Ainsi, par attestation du 21 décembre 2015, M. et Mme B ont réitéré leur plainte dans une attestation en date du 20 décembre 2015 et ont fait valoir qu’ils avaient des problèmes de santé découlant du fait qu’ils ne pouvaient pas dormir, plainte également formulée par Monsieur E, qui maintient que la famille X continue à leur « empoisonner la vie ».
Par ailleurs, une main courante a été déposée par Madame F le 19 juillet 2016 en raison d’un différend de voisinage.
Les attestations de témoins produites par les appelants, émanant d’habitants indiquant qu’avec un enfant bas âge, il est impossible qu’il n’y ait aucun bruit et qu’il faut faire preuve de compréhension et de compassion, outre qu’elles sont rédigées en des termes semblables et ne comportent pas toutes le justificatif d’identité de leur auteur, ne sont pas de nature à contredire les témoignages précis et circonstanciés des voisins directs des époux X, qui établissent la réalité et la persistance des nuisances reprochées.
Compte tenu des désagréments dénoncés et alors qu’ainsi que l’a relevé le premier juge, il ne s’agit pas de reprocher aux appelants d’avoir un enfant bas âge, mais de le laisser sauter et courir dans l’appartement jusqu’à une heure avancée de la nuit et d’adopter eux-mêmes un comportement bruyant à des heures inconvenantes, perturbant ainsi gravement le repos et la vie quotidienne d’autres occupants de l’immeuble, le jugement déféré sera confirmé en ce qu’il a retenu que les manquements aux obligations du bail étaient suffisamment graves et répétés pour justifier la résiliation du bail.

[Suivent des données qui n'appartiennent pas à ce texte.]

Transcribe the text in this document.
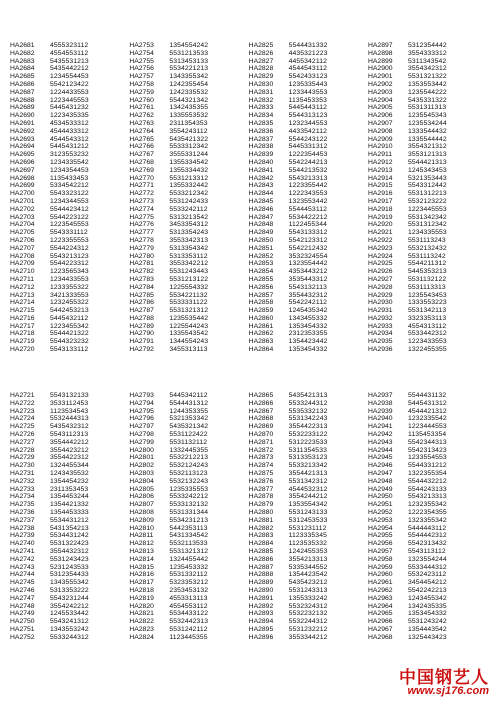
HA2681	4555323112
HA2682	4554553112
HA2683	5435531213
HA2684	5435442212
HA2685	1234554453
HA2686	5542123422
HA2687	1224433553
HA2688	1223445553
HA2689	5445431232
HA2690	1223435335
HA2691	4534533312
HA2692	4544433312
HA2693	4544543312
HA2694	5445431212
HA2695	3123553232
HA2696	1234335542
HA2697	1234354453
HA2698	1135433453
HA2699	5334542212
HA2700	5543323122
HA2701	1234344553
HA2702	5544423412
HA2703	5544223122
HA2704	1223545553
HA2705	5543331112
HA2706	1223355553
HA2707	5544224312
HA2708	5543213123
HA2709	5544223312
HA2710	1223565343
HA2711	1234433553
HA2712	1233355322
HA2713	3421333553
HA2714	1232455322
HA2715	5442453213
HA2716	5445432112
HA2717	1223455342
HA2718	5544421322
HA2719	5544323232
HA2720	5543133112
HA2753	1354554242
HA2754	5531213533
HA2755	5313453133
HA2756	5534221213
HA2757	1343355342
HA2758	1242355454
HA2759	1242335532
HA2760	5544321342
HA2761	1342435355
HA2762	1335553532
HA2763	2311354353
HA2764	3554243112
HA2765	5435421322
HA2766	5533312342
HA2767	3555331244
HA2768	1355334542
HA2769	1355334432
HA2770	5531213312
HA2771	1355332442
HA2772	5533212342
HA2773	5531242433
HA2774	5533242112
HA2775	5313213542
HA2776	3453354312
HA2777	5313354243
HA2778	3553342313
HA2779	5313354342
HA2780	5313353112
HA2781	3553342212
HA2782	5531243443
HA2783	5531213122
HA2784	1225554332
HA2785	5534221132
HA2786	5533331122
HA2787	5531321312
HA2788	1235535442
HA2789	1225544243
HA2790	1335543542
HA2791	1344554243
HA2792	3455313113
HA2825	5544431332
HA2826	4435321223
HA2827	4455342112
HA2828	4544543112
HA2829	5542433123
HA2830	1235335443
HA2831	1233443553
HA2832	1135453353
HA2833	5445443112
HA2834	5544313123
HA2835	1232344553
HA2836	4433542112
HA2837	5544243122
HA2838	5445331312
HA2839	1222354453
HA2840	5542244213
HA2841	5544213532
HA2842	5543213313
HA2843	1223355442
HA2844	1222343553
HA2845	1323553442
HA2846	5544453112
HA2847	5534422212
HA2848	1122455344
HA2849	5543133312
HA2850	5542123312
HA2851	5542212432
HA2852	3532324554
HA2853	1323554442
HA2854	4353443212
HA2855	3535443312
HA2856	5543132113
HA2857	3554432312
HA2858	5542242112
HA2859	1245435342
HA2860	1343455332
HA2861	1353454332
HA2862	2312353355
HA2863	1354423442
HA2864	1353454332
HA2897	5312354442
HA2898	3554333312
HA2899	5311343542
HA2900	3554342312
HA2901	5531321322
HA2902	1353553442
HA2903	1235544222
HA2904	5435331322
HA2905	5531311313
HA2906	1235545343
HA2907	1235534244
HA2908	1333544432
HA2909	1335544442
HA2910	3554321312
HA2911	3553121313
HA2912	5544421313
HA2913	1245343453
HA2914	5321353443
HA2915	5543312442
HA2916	5531312213
HA2917	5532123222
HA2918	1223445553
HA2919	5531342342
HA2920	5531312342
HA2921	1234335553
HA2922	5531113243
HA2923	5532132432
HA2924	5531113242
HA2925	5544211312
HA2926	5445353213
HA2927	5531132122
HA2928	5531113313
HA2929	1235543453
HA2930	1333553223
HA2931	5531342113
HA2932	3323353113
HA2933	4554313112
HA2934	5533442312
HA2935	1223433553
HA2936	1322455355
HA2721	5543132133
HA2722	3533112453
HA2723	1123534543
HA2724	5532444313
HA2725	5435432312
HA2726	5543112313
HA2727	3554442212
HA2728	3554423212
HA2729	3554422312
HA2730	1324455344
HA2731	1243435532
HA2732	1354454232
HA2733	2311353453
HA2734	1354453244
HA2735	1354421332
HA2736	1354453333
HA2737	5534431212
HA2738	5431354213
HA2739	5534431242
HA2740	5531322423
HA2741	3554432312
HA2742	5531243423
HA2743	5231243533
HA2744	5312354433
HA2745	1343555342
HA2746	5313353222
HA2747	5543231244
HA2748	3554242212
HA2749	1245533442
HA2750	5543241312
HA2751	1343553242
HA2752	5533244312
HA2793	5445342112
HA2794	5544431312
HA2795	1244353355
HA2796	5321353342
HA2797	5435321342
HA2798	5531122422
HA2799	5531132112
HA2800	1332445355
HA2801	5532212213
HA2802	5532124243
HA2803	5532113123
HA2804	5532132243
HA2805	1235335553
HA2806	5533242212
HA2807	5533132132
HA2808	5531331344
HA2809	5534231213
HA2810	5442353113
HA2811	5431334542
HA2812	5532113533
HA2813	5531321312
HA2814	1324455442
HA2815	1235453332
HA2816	5531332112
HA2817	5323353212
HA2818	2353453132
HA2819	4553313113
HA2820	4554553112
HA2821	5534433122
HA2822	5532442313
HA2823	5531242112
HA2824	1123445355
HA2865	5435421313
HA2866	5533244312
HA2867	5535332132
HA2868	5531342243
HA2869	3554422313
HA2870	5532233122
HA2871	5312223533
HA2872	5311354533
HA2873	5313353123
HA2874	5533213342
HA2875	3554421313
HA2876	5531342312
HA2877	4544532312
HA2878	3554244212
HA2879	1353554342
HA2880	5531243133
HA2881	5312453533
HA2882	5531231112
HA2883	1123335345
HA2884	1123535332
HA2885	1242455353
HA2886	3554213313
HA2887	5335344552
HA2888	1354423542
HA2889	5435423212
HA2890	5531243313
HA2891	1355333242
HA2892	5532324312
HA2893	5532232132
HA2894	5532244312
HA2895	5531232212
HA2896	3553344212
HA2937	5544431132
HA2938	5445431312
HA2939	4544421312
HA2940	1232335542
HA2941	1223444553
HA2942	1135453354
HA2943	5542344313
HA2944	5542313423
HA2945	1233554553
HA2946	5544331212
HA2947	1322355354
HA2948	5544432212
HA2949	5544243133
HA2950	5543213313
HA2951	1232355342
HA2952	1222354355
HA2953	1323355342
HA2954	5444443112
HA2955	5544442312
HA2956	5542313432
HA2957	5543113112
HA2958	1323554244
HA2959	5533444312
HA2960	5532423112
HA2961	3454454212
HA2962	5542242213
HA2963	1243455342
HA2964	1342435335
HA2965	1353454332
HA2966	5531243242
HA2967	1354443542
HA2968	1325443423
中国钢艺人
www.sj176.com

Sur la demande de délais d’expulsion :
M. et Madame X justifient avoir déposé une demande de logement social.
Il sera cependant observé que cette demande n’a été effectuée qu’en date du 20 juin 2016 ; qu’aucune démarche n’a été entreprise avant la signification d’un commandement de quitter les lieux ; qu’ils ont par ailleurs limité cette demande aux deux seules communes de Schiltigheim et de Bischheim, sans motif légitime.
Compte tenu surtout de la nature des manquements reprochés, la demande de délais sera rejetée.
Sur les frais et dépens :
Les dispositions du jugement déféré quant aux frais et dépens seront confirmées.
Succombant en la procédure, les appelants seront condamnés aux dépens de la procédure d’appel, conformément aux dispositions de l’article 696 du code de procédure civile.
L’équité ne commande pas de faire application des dispositions de l’article 700 du code de procédure civile pour la procédure d’appel.
PAR CES MOTIFS
La cour, statuant par arrêt contradictoire, après débats publics,
CONFIRME le jugement déféré,
Y ajoutant,
REJETTE les demandes fondées sur l’article 700 du code de procédure civile, pour la procédure d’appel,
CONDAMNE Monsieur G X et Madame Z H épouse X aux dépens de l’instance d’appel.